Biochemical, structural, and single-molecule characterization of LIG1 active site mutants demonstrate role of F635 and F872 residues for faithful ligation.

Human DNA ligase 1 (LIG1) finalizes DNA repair pathways by an ultimate ligation step and discriminates against nicks containing unusual ends, yet the contribution of the conserved active site residues for faithful end joining remains unknown. Here, using biochemistry, X-ray crystallography, and single-molecule approaches, we comprehensively characterized LIG1 mutants carrying Ala(A) and Leu(L) substitutions at the active site residues Phe(F)635 and Phe(F)872. Our results showed an abolished ligation of nick DNA substrates with all 12 non-canonical mismatches, while the mutagenic nick sealing of oxidatively damaged ends by wild-type enzyme is significantly reduced by F635A/L and F872A/L substitutions.

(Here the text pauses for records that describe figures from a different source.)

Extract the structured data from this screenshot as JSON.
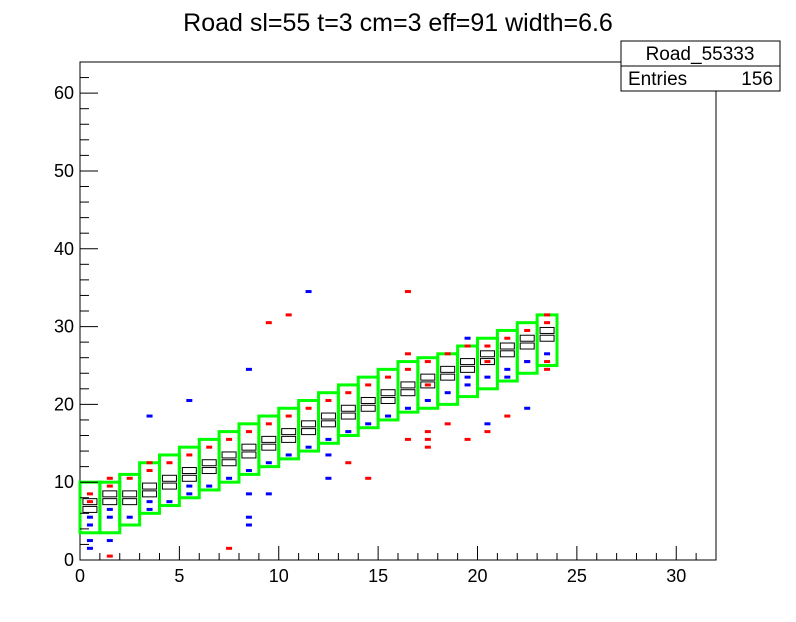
{
  "chart_data": {
    "type": "heatmap",
    "title": "Road sl=55 t=3 cm=3 eff=91 width=6.6",
    "xlabel": "",
    "ylabel": "",
    "xlim": [
      0,
      32
    ],
    "ylim": [
      0,
      64
    ],
    "xticks": [
      "0",
      "5",
      "10",
      "15",
      "20",
      "25",
      "30"
    ],
    "yticks": [
      "0",
      "10",
      "20",
      "30",
      "40",
      "50",
      "60"
    ],
    "grid": false,
    "stats_box": {
      "name": "Road_55333",
      "entries_label": "Entries",
      "entries_value": "156"
    },
    "road_column_lows": [
      3.5,
      3.5,
      4.5,
      6,
      7,
      8,
      9,
      10,
      11,
      12,
      13,
      14,
      15,
      16,
      17,
      18,
      19,
      19.5,
      20,
      21,
      22,
      23,
      24,
      25
    ],
    "road_box_height": 6.5,
    "hits": {
      "red": [
        [
          0.5,
          8.5
        ],
        [
          0.5,
          7.5
        ],
        [
          1.5,
          9.5
        ],
        [
          1.5,
          10.5
        ],
        [
          2.5,
          10.5
        ],
        [
          3.5,
          12.5
        ],
        [
          3.5,
          11.5
        ],
        [
          4.5,
          12.5
        ],
        [
          5.5,
          13.5
        ],
        [
          6.5,
          14.5
        ],
        [
          7.5,
          15.5
        ],
        [
          8.5,
          16.5
        ],
        [
          9.5,
          17.5
        ],
        [
          10.5,
          18.5
        ],
        [
          11.5,
          19.5
        ],
        [
          12.5,
          20.5
        ],
        [
          13.5,
          21.5
        ],
        [
          14.5,
          22.5
        ],
        [
          15.5,
          23.5
        ],
        [
          16.5,
          24.5
        ],
        [
          17.5,
          25.5
        ],
        [
          18.5,
          26.5
        ],
        [
          19.5,
          27.5
        ],
        [
          20.5,
          27.5
        ],
        [
          21.5,
          28.5
        ],
        [
          22.5,
          29.5
        ],
        [
          23.5,
          30.5
        ],
        [
          23.5,
          31.5
        ],
        [
          9.5,
          30.5
        ],
        [
          10.5,
          31.5
        ],
        [
          16.5,
          34.5
        ],
        [
          16.5,
          26.5
        ],
        [
          13.5,
          12.5
        ],
        [
          14.5,
          10.5
        ],
        [
          16.5,
          15.5
        ],
        [
          17.5,
          15.5
        ],
        [
          17.5,
          16.5
        ],
        [
          17.5,
          14.5
        ],
        [
          19.5,
          15.5
        ],
        [
          20.5,
          16.5
        ],
        [
          18.5,
          17.5
        ],
        [
          7.5,
          1.5
        ],
        [
          1.5,
          0.5
        ],
        [
          21.5,
          18.5
        ],
        [
          22.5,
          25.5
        ],
        [
          23.5,
          24.5
        ],
        [
          23.5,
          25.5
        ],
        [
          20.5,
          25.5
        ],
        [
          17.5,
          22.5
        ]
      ],
      "blue": [
        [
          0.5,
          4.5
        ],
        [
          0.5,
          5.5
        ],
        [
          0.5,
          2.5
        ],
        [
          0.5,
          1.5
        ],
        [
          1.5,
          5.5
        ],
        [
          1.5,
          2.5
        ],
        [
          1.5,
          6.5
        ],
        [
          2.5,
          5.5
        ],
        [
          3.5,
          7.5
        ],
        [
          3.5,
          6.5
        ],
        [
          4.5,
          7.5
        ],
        [
          5.5,
          8.5
        ],
        [
          5.5,
          9.5
        ],
        [
          6.5,
          9.5
        ],
        [
          7.5,
          10.5
        ],
        [
          8.5,
          11.5
        ],
        [
          9.5,
          12.5
        ],
        [
          10.5,
          13.5
        ],
        [
          11.5,
          14.5
        ],
        [
          12.5,
          15.5
        ],
        [
          13.5,
          16.5
        ],
        [
          14.5,
          17.5
        ],
        [
          15.5,
          18.5
        ],
        [
          16.5,
          19.5
        ],
        [
          17.5,
          20.5
        ],
        [
          18.5,
          21.5
        ],
        [
          19.5,
          22.5
        ],
        [
          20.5,
          23.5
        ],
        [
          21.5,
          24.5
        ],
        [
          22.5,
          25.5
        ],
        [
          23.5,
          26.5
        ],
        [
          3.5,
          18.5
        ],
        [
          5.5,
          20.5
        ],
        [
          8.5,
          24.5
        ],
        [
          11.5,
          34.5
        ],
        [
          8.5,
          8.5
        ],
        [
          9.5,
          8.5
        ],
        [
          8.5,
          5.5
        ],
        [
          8.5,
          4.5
        ],
        [
          12.5,
          10.5
        ],
        [
          12.5,
          13.5
        ],
        [
          20.5,
          17.5
        ],
        [
          22.5,
          19.5
        ],
        [
          21.5,
          23.5
        ],
        [
          19.5,
          23.5
        ],
        [
          19.5,
          28.5
        ]
      ],
      "white": [
        [
          0.5,
          6.5
        ],
        [
          0.5,
          7.5
        ],
        [
          1.5,
          7.5
        ],
        [
          1.5,
          8.5
        ],
        [
          2.5,
          7.5
        ],
        [
          2.5,
          8.5
        ],
        [
          3.5,
          9.5
        ],
        [
          3.5,
          8.5
        ],
        [
          4.5,
          9.5
        ],
        [
          4.5,
          10.5
        ],
        [
          5.5,
          10.5
        ],
        [
          5.5,
          11.5
        ],
        [
          6.5,
          11.5
        ],
        [
          6.5,
          12.5
        ],
        [
          7.5,
          12.5
        ],
        [
          7.5,
          13.5
        ],
        [
          8.5,
          13.5
        ],
        [
          8.5,
          14.5
        ],
        [
          9.5,
          14.5
        ],
        [
          9.5,
          15.5
        ],
        [
          10.5,
          15.5
        ],
        [
          10.5,
          16.5
        ],
        [
          11.5,
          16.5
        ],
        [
          11.5,
          17.5
        ],
        [
          12.5,
          17.5
        ],
        [
          12.5,
          18.5
        ],
        [
          13.5,
          18.5
        ],
        [
          13.5,
          19.5
        ],
        [
          14.5,
          19.5
        ],
        [
          14.5,
          20.5
        ],
        [
          15.5,
          20.5
        ],
        [
          15.5,
          21.5
        ],
        [
          16.5,
          21.5
        ],
        [
          16.5,
          22.5
        ],
        [
          17.5,
          22.5
        ],
        [
          17.5,
          23.5
        ],
        [
          18.5,
          23.5
        ],
        [
          18.5,
          24.5
        ],
        [
          19.5,
          24.5
        ],
        [
          19.5,
          25.5
        ],
        [
          20.5,
          25.5
        ],
        [
          20.5,
          26.5
        ],
        [
          21.5,
          26.5
        ],
        [
          21.5,
          27.5
        ],
        [
          22.5,
          27.5
        ],
        [
          22.5,
          28.5
        ],
        [
          23.5,
          28.5
        ],
        [
          23.5,
          29.5
        ]
      ]
    },
    "colors": {
      "road": "#00ff00",
      "red_hits": "#ff0000",
      "blue_hits": "#0000ff",
      "overlap": "#ffffff",
      "frame": "#000000"
    }
  }
}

Furthermore, sugar discrimination against a single ribonucleotide at 3'- or 5'-end of nick DNA is distinctly affected depending on architecture of 3'-terminus:template base pairing. Finally, our LIG1 structures demonstrated the importance of DNA end alignment governed by the distance to nick site through F635 and F872 residues, and single-molecule measurements showed similar nick DNA binding modes for LIG1 wild-type and active site mutants in real-time. Overall, our study provides a mechanistic insight into the mechanism by which conserved F635 and F872 residues contribute to ligation efficiency of nick repair intermediates that mimic DNA polymerase-mediated mismatch, damaged, or ribonucleotide insertion products and how LIG1 ensures faithful end joining at the final step of DNA repair to maintain genome integrity.